Aktor wspomina naukę w niższym seminarium. "Straszny rygor. Pobudka, gimnastyka"

Aktor wspomina naukę w niższym seminarium. "Straszny rygor. Pobudka, gimnastyka"

Dodano: 
Tomasz Kot
Tomasz Kot Źródło:PAP / Stach Leszczyński
Znany polski aktor Tomasz Kot podzielił się swoimi przemyśleniami nt. nauki w niższym seminarium duchownym.

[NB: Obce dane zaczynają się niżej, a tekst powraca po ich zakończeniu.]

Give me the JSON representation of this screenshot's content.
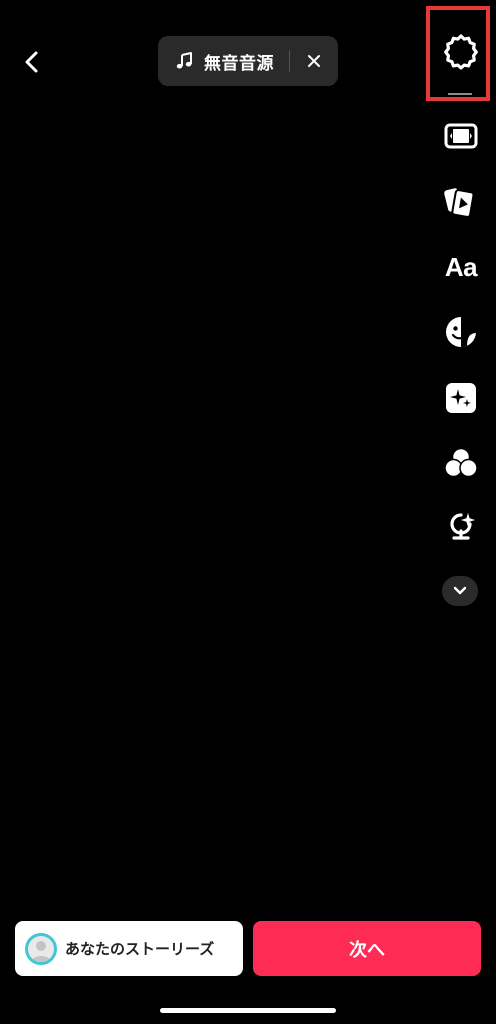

W wywiadzie dla tygodnika "Newsweek" aktor opowiedział o swoim podejściu do wiary. Tomasz Kot podzielił się faktem, że przez jakiś czas chciał zostać księdzem. W tym celu dostał się do niższego seminarium duchownego. Przez pół roku uczęszczał do Niższego Seminarium Duchownego przy zakonie franciszkanów w Legnicy (męska szkoła średnia z internatem). Okazuje się, że była to dla niego prawdziwa droga przez mękę.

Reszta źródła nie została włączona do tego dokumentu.